There was no time for subtlety. She sprang forward and punched the man in the throat. It sent him reeling back, gagging softly. As he staggered away, she wrestled the pistol from his grasp and turned it on the second man. The gun erupted in a flash of light and noise, and the man pitched backward into a display case. Whether it was the sudden weight of a human body or the bullet passing through, she could not say, but the glass shattered. The man’s bulk snapped the shelf apart, smashing and scattering the contents.
The ghost images of the men outside showed an immediate reaction to the noise of gunfire from inside the Stanley Pavilion. They continued their advance, but now they were in a defensive posture, ready to engage the unseen enemies within. Queen heard a crackle of static and then a voice.
“Three Spades, report.”
There was no answer and she realized the sound had come from a radio clipped to the belt of the first man she had taken out. She grabbed the radio and twisted its volume knob down so she could monitor their communications without giving her own position away. Then, she fell back toward the hallway that led deeper into the pavilion.
Another voice sounded, this time as if inside her head. “Queen, we’re cut off here. No way out except up. Déjà vu all over again.”
She turned, finding Rook’s icon in the virtual display. He was only about twenty-five yards away, on the other side of a wall, standing near the rear stairwell. “Go for it,” she said. “I’ll meet you on the roof.”
“The roof?”
There was another inquiry from the walkie-talkie, more urgent this time. She ignored it and addressed Rook’s question. “Aleman, what’s the ETA for Crescent?”
“ETA?” The tech genius sounded confused. “You mean to the rally point?”
The original plan had called for them to make their way into the Belgian countryside, where the stealth plane could land and take them on without attracting attention. The plane was invisible to radar and much quieter than a commercial jet, but when the thrust from its turbofans was directed earthward during a vertical landing, it sounded and felt like a gale force wind.
“Change of plans. We need a pick-up from the roof of this building. How long for that?”
It was an almost unthinkable request. Stealth plane or not, people would notice the angular black aircraft hovering above a building in the middle of the city. Aleman made a choking sound, but thankfully did not point out the obvious. “They’re over the channel. Thirteen minutes.”
Queen reached the open staircase opposite the entry doors and started up. “Tell them to kick in the afterburners. They need to be here in three.”
That too, was an extraordinary thing to request. Crescent’s sonic boom would advertise its presence to every military listening post in northern Europe, and without the protection of the US government, the only real question was which government would scramble its interceptors first.

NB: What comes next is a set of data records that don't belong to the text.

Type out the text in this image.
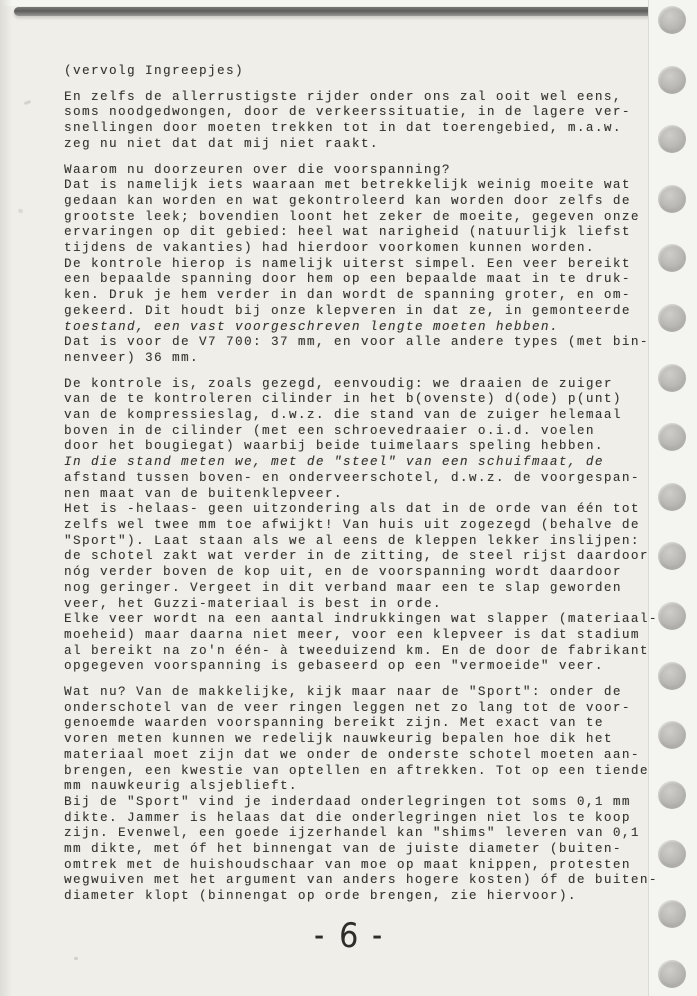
(vervolg Ingreepjes)
En zelfs de allerrustigste rijder onder ons zal ooit wel eens,
soms noodgedwongen, door de verkeerssituatie, in de lagere ver-
snellingen door moeten trekken tot in dat toerengebied, m.a.w.
zeg nu niet dat dat mij niet raakt.
Waarom nu doorzeuren over die voorspanning?
Dat is namelijk iets waaraan met betrekkelijk weinig moeite wat
gedaan kan worden en wat gekontroleerd kan worden door zelfs de
grootste leek; bovendien loont het zeker de moeite, gegeven onze
ervaringen op dit gebied: heel wat narigheid (natuurlijk liefst
tijdens de vakanties) had hierdoor voorkomen kunnen worden.
De kontrole hierop is namelijk uiterst simpel. Een veer bereikt
een bepaalde spanning door hem op een bepaalde maat in te druk-
ken. Druk je hem verder in dan wordt de spanning groter, en om-
gekeerd. Dit houdt bij onze klepveren in dat ze, in gemonteerde
toestand, een vast voorgeschreven lengte moeten hebben.
Dat is voor de V7 700: 37 mm, en voor alle andere types (met bin-
nenveer) 36 mm.
De kontrole is, zoals gezegd, eenvoudig: we draaien de zuiger
van de te kontroleren cilinder in het b(ovenste) d(ode) p(unt)
van de kompressieslag, d.w.z. die stand van de zuiger helemaal
boven in de cilinder (met een schroevedraaier o.i.d. voelen
door het bougiegat) waarbij beide tuimelaars speling hebben.
In die stand meten we, met de "steel" van een schuifmaat, de
afstand tussen boven- en onderveerschotel, d.w.z. de voorgespan-
nen maat van de buitenklepveer.
Het is -helaas- geen uitzondering als dat in de orde van één tot
zelfs wel twee mm toe afwijkt! Van huis uit zogezegd (behalve de
"Sport"). Laat staan als we al eens de kleppen lekker inslijpen:
de schotel zakt wat verder in de zitting, de steel rijst daardoor
nóg verder boven de kop uit, en de voorspanning wordt daardoor
nog geringer. Vergeet in dit verband maar een te slap geworden
veer, het Guzzi-materiaal is best in orde.
Elke veer wordt na een aantal indrukkingen wat slapper (materiaal-
moeheid) maar daarna niet meer, voor een klepveer is dat stadium
al bereikt na zo'n één- à tweeduizend km. En de door de fabrikant
opgegeven voorspanning is gebaseerd op een "vermoeide" veer.
Wat nu? Van de makkelijke, kijk maar naar de "Sport": onder de
onderschotel van de veer ringen leggen net zo lang tot de voor-
genoemde waarden voorspanning bereikt zijn. Met exact van te
voren meten kunnen we redelijk nauwkeurig bepalen hoe dik het
materiaal moet zijn dat we onder de onderste schotel moeten aan-
brengen, een kwestie van optellen en aftrekken. Tot op een tiende
mm nauwkeurig alsjeblieft.
Bij de "Sport" vind je inderdaad onderlegringen tot soms 0,1 mm
dikte. Jammer is helaas dat die onderlegringen niet los te koop
zijn. Evenwel, een goede ijzerhandel kan "shims" leveren van 0,1
mm dikte, met óf het binnengat van de juiste diameter (buiten-
omtrek met de huishoudschaar van moe op maat knippen, protesten
wegwuiven met het argument van anders hogere kosten) óf de buiten-
diameter klopt (binnengat op orde brengen, zie hiervoor).
- 6 -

In a small voice, Aleman answered. “I’ll tell them.”
She rounded the banister at the top of the stairs and looked back at the entry. One of the mercenaries eased through the doorway. She fired twice in his direction, missing but driving him back. She considered staying put, holding off their advance to buy a little more time, but it would make little difference. More men were congregating at the main entrance, and on the north side of the building, two more were forcing open the basement level door. She headed into a corridor, following Rook’s icon.